What I did was set $2^{p-1}(2^p -1)\equiv x\pmod {10}$ and proceeded to show that $x=6$ or $8$ were the only solutions.
Now, $2^{p-1}(2^p -1)\equiv x\pmod {10} \implies 2^{p-2}(2^p -1)\equiv \frac{x}{2}\pmod {5}$, furthermore there are only two solutions such that $0 \le \frac{x}{2} < 5$. So I plugged in the first two primes and only primes that satisfy. That is if $p=2$ then $\frac{x}{2}=3$ when $p=3$ then $\frac{x}{2}=4$. These yield $x=6$ and $x=8$ respectively. Furthermore All solutions are $x=6+10r$ or $x=8+10s$.
I would appreciate any comments and or alternate approaches to arrive at a good proof.
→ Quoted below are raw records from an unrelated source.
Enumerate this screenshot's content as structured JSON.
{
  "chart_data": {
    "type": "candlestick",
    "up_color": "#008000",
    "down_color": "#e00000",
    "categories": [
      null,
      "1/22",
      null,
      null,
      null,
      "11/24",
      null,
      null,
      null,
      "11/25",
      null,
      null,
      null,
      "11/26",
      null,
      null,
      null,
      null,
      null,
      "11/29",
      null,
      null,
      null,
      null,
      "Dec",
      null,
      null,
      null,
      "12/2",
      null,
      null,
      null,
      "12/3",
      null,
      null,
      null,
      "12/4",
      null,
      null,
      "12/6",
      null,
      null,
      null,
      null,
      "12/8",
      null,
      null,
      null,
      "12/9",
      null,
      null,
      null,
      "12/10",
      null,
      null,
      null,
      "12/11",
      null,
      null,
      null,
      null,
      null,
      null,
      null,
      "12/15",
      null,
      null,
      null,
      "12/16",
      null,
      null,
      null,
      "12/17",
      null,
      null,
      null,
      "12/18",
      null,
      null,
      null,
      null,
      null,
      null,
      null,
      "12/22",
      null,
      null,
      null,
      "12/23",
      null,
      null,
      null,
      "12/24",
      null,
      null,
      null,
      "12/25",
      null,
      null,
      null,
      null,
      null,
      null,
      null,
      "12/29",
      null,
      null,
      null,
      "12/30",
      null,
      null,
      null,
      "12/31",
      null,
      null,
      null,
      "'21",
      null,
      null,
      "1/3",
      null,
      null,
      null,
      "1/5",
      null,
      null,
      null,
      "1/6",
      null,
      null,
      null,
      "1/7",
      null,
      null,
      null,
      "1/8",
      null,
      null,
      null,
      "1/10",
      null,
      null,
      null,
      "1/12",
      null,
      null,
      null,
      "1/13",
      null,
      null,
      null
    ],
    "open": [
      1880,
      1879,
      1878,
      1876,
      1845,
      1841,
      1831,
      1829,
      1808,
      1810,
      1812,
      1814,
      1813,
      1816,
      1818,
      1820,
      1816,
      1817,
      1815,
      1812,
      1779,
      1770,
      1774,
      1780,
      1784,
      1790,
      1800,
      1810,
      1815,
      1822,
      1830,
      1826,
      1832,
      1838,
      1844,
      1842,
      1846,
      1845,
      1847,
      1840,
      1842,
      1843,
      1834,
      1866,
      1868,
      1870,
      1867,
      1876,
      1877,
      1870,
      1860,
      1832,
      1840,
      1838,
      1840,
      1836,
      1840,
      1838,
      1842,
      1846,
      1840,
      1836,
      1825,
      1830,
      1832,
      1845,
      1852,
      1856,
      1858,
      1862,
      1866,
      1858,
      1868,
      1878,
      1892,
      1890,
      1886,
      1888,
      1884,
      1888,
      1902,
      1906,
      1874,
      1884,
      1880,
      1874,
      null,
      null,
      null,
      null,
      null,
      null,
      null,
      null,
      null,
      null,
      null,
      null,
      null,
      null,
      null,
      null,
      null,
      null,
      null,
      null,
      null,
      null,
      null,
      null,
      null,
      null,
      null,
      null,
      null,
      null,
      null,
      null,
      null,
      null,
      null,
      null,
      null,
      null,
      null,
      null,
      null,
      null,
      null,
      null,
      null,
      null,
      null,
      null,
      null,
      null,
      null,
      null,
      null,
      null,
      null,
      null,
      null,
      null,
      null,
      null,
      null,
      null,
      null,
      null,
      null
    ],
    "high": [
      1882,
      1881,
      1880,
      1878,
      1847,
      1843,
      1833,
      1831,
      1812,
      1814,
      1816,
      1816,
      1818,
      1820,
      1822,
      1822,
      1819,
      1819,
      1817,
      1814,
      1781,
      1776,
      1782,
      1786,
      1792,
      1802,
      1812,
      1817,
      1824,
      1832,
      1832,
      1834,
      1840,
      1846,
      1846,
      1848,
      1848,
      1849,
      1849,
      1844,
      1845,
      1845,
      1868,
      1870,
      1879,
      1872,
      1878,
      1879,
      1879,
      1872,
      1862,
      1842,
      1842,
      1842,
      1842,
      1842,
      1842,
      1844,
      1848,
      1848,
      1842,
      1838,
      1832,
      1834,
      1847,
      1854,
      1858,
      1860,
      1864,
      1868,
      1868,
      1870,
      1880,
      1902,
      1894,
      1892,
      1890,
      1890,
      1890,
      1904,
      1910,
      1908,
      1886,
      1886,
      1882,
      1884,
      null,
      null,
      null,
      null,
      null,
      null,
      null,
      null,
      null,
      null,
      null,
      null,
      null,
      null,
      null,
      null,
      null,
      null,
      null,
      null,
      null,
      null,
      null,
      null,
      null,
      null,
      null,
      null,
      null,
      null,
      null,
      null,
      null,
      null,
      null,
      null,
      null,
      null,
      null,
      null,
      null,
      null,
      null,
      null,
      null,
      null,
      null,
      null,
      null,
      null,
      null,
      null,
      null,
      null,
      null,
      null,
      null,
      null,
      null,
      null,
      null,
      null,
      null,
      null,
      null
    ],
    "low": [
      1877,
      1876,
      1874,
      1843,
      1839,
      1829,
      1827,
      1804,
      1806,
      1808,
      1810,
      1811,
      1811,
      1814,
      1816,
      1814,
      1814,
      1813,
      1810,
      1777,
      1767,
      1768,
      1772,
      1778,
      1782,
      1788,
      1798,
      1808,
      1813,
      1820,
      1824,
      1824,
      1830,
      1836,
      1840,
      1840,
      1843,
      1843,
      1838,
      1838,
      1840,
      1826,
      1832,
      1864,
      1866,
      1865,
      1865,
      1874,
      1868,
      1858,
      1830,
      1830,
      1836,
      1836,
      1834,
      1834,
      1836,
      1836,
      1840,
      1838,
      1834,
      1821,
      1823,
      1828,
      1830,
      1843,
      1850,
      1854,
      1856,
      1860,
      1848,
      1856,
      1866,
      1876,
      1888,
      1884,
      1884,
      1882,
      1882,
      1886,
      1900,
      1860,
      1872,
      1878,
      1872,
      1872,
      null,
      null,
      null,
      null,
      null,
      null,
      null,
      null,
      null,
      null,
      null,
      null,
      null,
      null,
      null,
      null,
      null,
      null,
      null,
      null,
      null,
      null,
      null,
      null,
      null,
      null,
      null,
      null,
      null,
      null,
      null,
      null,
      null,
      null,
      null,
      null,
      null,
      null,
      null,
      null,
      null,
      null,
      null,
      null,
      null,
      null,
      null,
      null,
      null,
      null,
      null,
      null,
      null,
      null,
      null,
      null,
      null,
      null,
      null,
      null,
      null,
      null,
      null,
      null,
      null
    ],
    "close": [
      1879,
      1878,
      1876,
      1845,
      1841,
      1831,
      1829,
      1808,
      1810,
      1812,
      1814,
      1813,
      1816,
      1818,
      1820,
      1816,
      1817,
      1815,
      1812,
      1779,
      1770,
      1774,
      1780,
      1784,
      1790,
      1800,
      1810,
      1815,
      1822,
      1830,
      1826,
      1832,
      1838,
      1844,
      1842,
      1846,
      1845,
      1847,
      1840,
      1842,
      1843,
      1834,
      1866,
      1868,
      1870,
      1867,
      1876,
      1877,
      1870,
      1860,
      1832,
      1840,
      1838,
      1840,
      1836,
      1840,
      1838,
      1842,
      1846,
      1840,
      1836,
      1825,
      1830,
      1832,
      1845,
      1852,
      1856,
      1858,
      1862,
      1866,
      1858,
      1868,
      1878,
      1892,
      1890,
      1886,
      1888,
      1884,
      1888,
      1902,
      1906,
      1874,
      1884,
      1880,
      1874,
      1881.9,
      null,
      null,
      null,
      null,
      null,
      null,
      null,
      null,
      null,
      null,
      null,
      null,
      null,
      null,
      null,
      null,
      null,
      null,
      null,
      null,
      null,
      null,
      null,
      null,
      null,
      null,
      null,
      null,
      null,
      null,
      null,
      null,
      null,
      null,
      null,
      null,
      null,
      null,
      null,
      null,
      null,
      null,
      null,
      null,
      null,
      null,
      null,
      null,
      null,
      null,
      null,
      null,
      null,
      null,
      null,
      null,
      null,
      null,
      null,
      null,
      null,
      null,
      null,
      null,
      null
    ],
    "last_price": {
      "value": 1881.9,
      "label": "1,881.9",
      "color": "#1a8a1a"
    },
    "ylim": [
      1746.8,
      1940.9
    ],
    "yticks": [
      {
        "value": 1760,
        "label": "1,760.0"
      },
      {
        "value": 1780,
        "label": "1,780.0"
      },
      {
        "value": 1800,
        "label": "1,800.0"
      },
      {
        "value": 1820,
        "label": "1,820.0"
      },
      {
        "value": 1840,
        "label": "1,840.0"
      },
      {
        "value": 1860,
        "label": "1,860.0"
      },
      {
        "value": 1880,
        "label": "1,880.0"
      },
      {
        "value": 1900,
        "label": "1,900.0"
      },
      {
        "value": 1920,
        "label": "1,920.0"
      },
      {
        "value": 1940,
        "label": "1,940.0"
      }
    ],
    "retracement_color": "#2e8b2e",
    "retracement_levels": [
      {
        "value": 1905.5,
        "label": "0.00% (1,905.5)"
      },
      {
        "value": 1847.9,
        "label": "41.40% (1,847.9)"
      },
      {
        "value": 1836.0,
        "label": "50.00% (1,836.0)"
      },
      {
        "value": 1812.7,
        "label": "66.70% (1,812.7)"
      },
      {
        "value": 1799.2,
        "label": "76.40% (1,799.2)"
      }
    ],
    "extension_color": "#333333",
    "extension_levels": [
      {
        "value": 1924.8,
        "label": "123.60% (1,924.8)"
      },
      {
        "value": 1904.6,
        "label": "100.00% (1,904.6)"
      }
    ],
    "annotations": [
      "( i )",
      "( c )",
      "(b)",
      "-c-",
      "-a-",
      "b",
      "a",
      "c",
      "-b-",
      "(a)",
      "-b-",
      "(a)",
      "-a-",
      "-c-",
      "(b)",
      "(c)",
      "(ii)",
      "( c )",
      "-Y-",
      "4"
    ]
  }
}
Note that the powers of $2$ are congruent to $2$, $4$, $8$, or $6$, according to whether the exponent is congruent to $1$, $2$, $3$, or $0$ modulo $4$.
Assume $p\equiv 1\pmod{4}$. Then $2^{p-1}\equiv 6\pmod{10}$, and $2^p-1\equiv 1\pmod{10}$, so the product is congruent to $6$ modulo $10$.
If $p\equiv 3\pmod{4}$, then $2^{p-1}\equiv 4\pmod{10}$, and $2^p-1\equiv 7\pmod{10}$, so the product is congruent to $8$ modulo $10$.
Finally, if $p=2$, then $2(3)=6$.